In his latest self-aggrandizing book, Car Guys vs. Bean Counters, Maximum Bob Lutz talks about running into the inept, choleric Chairman of General Motors, Roger Smith, in a hotel lobby in Europe. Lutz characterizes Smith as “The man who locked GM into ‘all front-wheel-drive.” Talking about the then-forthcoming rear-wheel-drive Ford Sierra, Smith fumed that “The whole world is going to front-wheel drive. Everybody! The whole industry! You’ll be all alone, and the Sierra will be a flop!” Lutz goes on to say, “Well, the whole world didn’t, and the Sierra wasn’t...”
Unfortunately, Smith’s illogic about “all front-wheel drive” has found another unhappy home -- at Ford. I don’t know who the Smith surrogate might be. Derrick Kuzak, Ford’s Global Product Development chief? Alan Mulally himself? Someone must be responsible for the fact that there is no replacement plan for the Lincoln Town Car, and all Lincoln cars will henceforth be front-wheel-drive. This is, of course, a very bad idea. A decade or so back, there was an air-suspended puffed-up Taurus sold as the Lincoln Continental four-door. Didn’t last in the market, didn’t sell very well.
Our sister magazine, Motor Trend, notes in the August issue that “Ford brass knows Lincoln needs distinct product and a modern rear-drive platform...” but doesn’t think it can afford one. The solution is at hand, very inexpensively, but no one at Ford seems imaginative enough to do a bit of in-house hot-rodding to turn the fully-amortized, very satisfactory but obviously very ancient (1979) Panther platform into a profit center. Panther is the platform underlying the (highly profitable) Crown Victoria and Lincoln Town Car. If you haven’t examined one of these things recently -- there has been no PR work, no road tests, no technical articles concerning Panther for years -- you may not be aware that the front crossmember is a massive alloy casting visually entirely worthy of an Aston Martin, complete with a front-steer rack and pinion steering box. It is very solidly reliable in taxi, limo and cop car service, and has been from around 2003. The chassis frame is dirt simple, with parallel side rails that can be -- and were -- made in different lengths at essentially no cost. Yes, it’s a hunk of ironwork, but it’s cheap, cheap, cheap. And strong. And adaptable. And long-since paid for.

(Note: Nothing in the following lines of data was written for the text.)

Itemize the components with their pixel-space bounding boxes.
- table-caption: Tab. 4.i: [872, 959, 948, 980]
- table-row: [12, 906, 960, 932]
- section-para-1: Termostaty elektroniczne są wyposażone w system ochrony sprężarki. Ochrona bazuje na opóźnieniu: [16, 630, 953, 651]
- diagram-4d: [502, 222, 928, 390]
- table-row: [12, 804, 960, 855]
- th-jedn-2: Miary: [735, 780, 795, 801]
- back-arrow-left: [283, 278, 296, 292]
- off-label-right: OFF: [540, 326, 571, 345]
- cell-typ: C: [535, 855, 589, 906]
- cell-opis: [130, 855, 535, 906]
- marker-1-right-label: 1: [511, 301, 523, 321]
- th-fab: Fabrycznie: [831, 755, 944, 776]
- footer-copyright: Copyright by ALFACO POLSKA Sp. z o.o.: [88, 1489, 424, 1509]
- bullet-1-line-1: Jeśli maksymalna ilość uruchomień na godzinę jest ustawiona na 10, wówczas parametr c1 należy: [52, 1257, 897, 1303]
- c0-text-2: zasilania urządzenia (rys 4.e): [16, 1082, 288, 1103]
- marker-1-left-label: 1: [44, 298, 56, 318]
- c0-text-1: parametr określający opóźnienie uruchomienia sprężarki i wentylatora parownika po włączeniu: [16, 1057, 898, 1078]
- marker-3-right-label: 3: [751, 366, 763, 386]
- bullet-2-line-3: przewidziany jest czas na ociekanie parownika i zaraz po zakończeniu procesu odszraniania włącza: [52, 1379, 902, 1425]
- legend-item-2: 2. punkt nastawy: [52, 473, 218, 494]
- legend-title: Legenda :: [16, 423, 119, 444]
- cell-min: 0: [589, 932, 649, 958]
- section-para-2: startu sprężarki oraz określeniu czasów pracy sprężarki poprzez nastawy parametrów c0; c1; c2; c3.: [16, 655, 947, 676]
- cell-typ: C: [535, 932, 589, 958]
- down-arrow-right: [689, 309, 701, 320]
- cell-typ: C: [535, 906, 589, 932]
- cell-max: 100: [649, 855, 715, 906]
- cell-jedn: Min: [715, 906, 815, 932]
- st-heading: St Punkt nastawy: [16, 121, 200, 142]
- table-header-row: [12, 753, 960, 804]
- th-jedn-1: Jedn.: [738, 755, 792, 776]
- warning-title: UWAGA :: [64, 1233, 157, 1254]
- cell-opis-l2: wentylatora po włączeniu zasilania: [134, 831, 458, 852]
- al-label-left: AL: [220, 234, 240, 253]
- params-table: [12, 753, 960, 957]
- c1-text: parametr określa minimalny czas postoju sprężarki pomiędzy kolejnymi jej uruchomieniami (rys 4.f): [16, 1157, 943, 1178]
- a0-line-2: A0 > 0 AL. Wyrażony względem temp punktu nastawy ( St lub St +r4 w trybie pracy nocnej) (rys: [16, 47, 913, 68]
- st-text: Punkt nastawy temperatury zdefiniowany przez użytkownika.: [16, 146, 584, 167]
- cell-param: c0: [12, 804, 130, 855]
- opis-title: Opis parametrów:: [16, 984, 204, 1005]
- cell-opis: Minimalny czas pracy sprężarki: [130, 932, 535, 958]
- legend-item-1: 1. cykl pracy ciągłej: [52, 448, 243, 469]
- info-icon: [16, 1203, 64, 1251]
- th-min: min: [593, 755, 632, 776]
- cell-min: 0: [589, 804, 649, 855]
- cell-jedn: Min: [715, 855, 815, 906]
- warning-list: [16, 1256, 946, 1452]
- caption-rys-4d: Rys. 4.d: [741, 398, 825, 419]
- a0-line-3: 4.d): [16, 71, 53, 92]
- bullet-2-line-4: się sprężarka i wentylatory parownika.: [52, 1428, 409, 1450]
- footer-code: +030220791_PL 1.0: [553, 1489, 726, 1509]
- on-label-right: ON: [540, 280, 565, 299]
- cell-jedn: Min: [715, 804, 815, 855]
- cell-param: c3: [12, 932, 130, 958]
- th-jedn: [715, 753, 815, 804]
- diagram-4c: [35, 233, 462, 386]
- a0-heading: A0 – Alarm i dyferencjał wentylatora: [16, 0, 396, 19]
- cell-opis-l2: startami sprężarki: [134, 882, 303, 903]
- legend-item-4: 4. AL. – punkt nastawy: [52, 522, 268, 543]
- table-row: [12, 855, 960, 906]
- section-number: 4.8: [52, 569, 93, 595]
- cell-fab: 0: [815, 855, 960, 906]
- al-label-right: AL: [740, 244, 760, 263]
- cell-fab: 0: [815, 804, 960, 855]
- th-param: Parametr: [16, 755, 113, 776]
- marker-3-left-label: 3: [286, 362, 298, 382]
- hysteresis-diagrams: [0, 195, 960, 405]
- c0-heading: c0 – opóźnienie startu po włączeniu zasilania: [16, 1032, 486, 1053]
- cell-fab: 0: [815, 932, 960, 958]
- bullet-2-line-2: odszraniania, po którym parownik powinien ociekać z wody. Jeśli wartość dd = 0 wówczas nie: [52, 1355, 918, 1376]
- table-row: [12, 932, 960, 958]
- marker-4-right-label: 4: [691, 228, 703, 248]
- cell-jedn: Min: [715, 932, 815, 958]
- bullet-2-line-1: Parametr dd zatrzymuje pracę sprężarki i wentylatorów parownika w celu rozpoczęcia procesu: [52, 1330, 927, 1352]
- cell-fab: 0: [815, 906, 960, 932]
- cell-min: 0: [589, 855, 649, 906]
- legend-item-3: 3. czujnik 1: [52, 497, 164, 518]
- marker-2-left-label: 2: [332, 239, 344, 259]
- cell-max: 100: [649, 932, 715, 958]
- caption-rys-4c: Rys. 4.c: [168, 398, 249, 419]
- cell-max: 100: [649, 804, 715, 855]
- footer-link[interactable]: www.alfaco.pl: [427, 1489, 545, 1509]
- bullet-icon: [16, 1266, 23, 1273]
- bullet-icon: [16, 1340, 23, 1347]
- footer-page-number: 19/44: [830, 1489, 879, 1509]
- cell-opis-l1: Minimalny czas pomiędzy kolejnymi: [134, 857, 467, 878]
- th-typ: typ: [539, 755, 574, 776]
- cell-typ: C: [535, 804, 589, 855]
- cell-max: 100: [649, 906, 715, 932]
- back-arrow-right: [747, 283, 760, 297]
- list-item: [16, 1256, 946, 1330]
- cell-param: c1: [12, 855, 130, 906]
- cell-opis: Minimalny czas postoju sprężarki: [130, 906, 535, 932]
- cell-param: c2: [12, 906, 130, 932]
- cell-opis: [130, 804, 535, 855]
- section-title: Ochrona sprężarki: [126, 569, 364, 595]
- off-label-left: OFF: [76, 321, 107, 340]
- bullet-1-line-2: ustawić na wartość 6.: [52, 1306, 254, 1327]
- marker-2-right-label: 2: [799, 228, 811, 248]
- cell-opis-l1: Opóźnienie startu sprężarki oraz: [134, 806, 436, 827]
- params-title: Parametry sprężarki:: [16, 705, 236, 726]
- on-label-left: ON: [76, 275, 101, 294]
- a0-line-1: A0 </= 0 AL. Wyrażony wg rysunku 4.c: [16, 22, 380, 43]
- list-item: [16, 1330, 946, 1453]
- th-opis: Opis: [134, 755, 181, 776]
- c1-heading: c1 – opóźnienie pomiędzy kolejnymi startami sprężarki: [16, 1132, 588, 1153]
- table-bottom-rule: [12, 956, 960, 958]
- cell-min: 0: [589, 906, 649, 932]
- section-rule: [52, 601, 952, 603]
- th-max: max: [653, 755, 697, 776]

True, there’s no independent rear suspension. But there must be four or five fully-tooled IRS systems in the Ford warehouses. Mustang Cobra, Ford Explorer, Lincoln trucks, who knows what could be cobbled together quite easily from existing components, already paid for? There are any number of clever guys in Southern California, and plenty in Dearborn, who could put something together very quickly. I know, I know, separate chassis frames and bodies are so old-fashioned, only clunkers like the Corvette still using them. And there is another clue: Corvette chassis frames are made in both steel and aluminum, hydroformed inside the same tools as far as I know. Could A. O. Smith, manufacturer of the Panther chassis, make the same thing in alloy? Since GM does it, Ford can do it -- Ford has made a practice of following GM leads since the days of the fabled Whiz Kids in the immediate post-war period.
The most successful Ford product of the Henry II era was the Mustang, a re-jiggered Falcon that used existing parts to make an imaginative whole. It seems to me that the existing Town Car/Crown Vic platform could easily and cheaply redone with i.r.s., an aluminum engine from existing engineering stocks and a new, optimized body shell in the same way. It wouldn’t be breaking any new ground technically, unless a big effort were made to innovate in the structure of the body, but it would give Lincoln the front engine, rear-drive car it so desperately needs, and with some intelligent styling and engineering it would give Ford most of that taxi and police business it is throwing away with the abandonment of the Panther.
Sure, it’s old. So what? There’s a big market, it’s accessible for not much capital investment, and a suitable set of low-investment products could fatten up the bottom line of the company we all admire for not screwing the taxpayers with a fix-is-in quick-rinse bankruptcy. Ford has the hardware, the designers, the engineers and the need. Does it have the will? Does it have the courage to ignore eventual criticism about using a 32-year-old base for contemporary profits? I say there ought to be a 2013 Town Car, and they ought to get to work on it right now.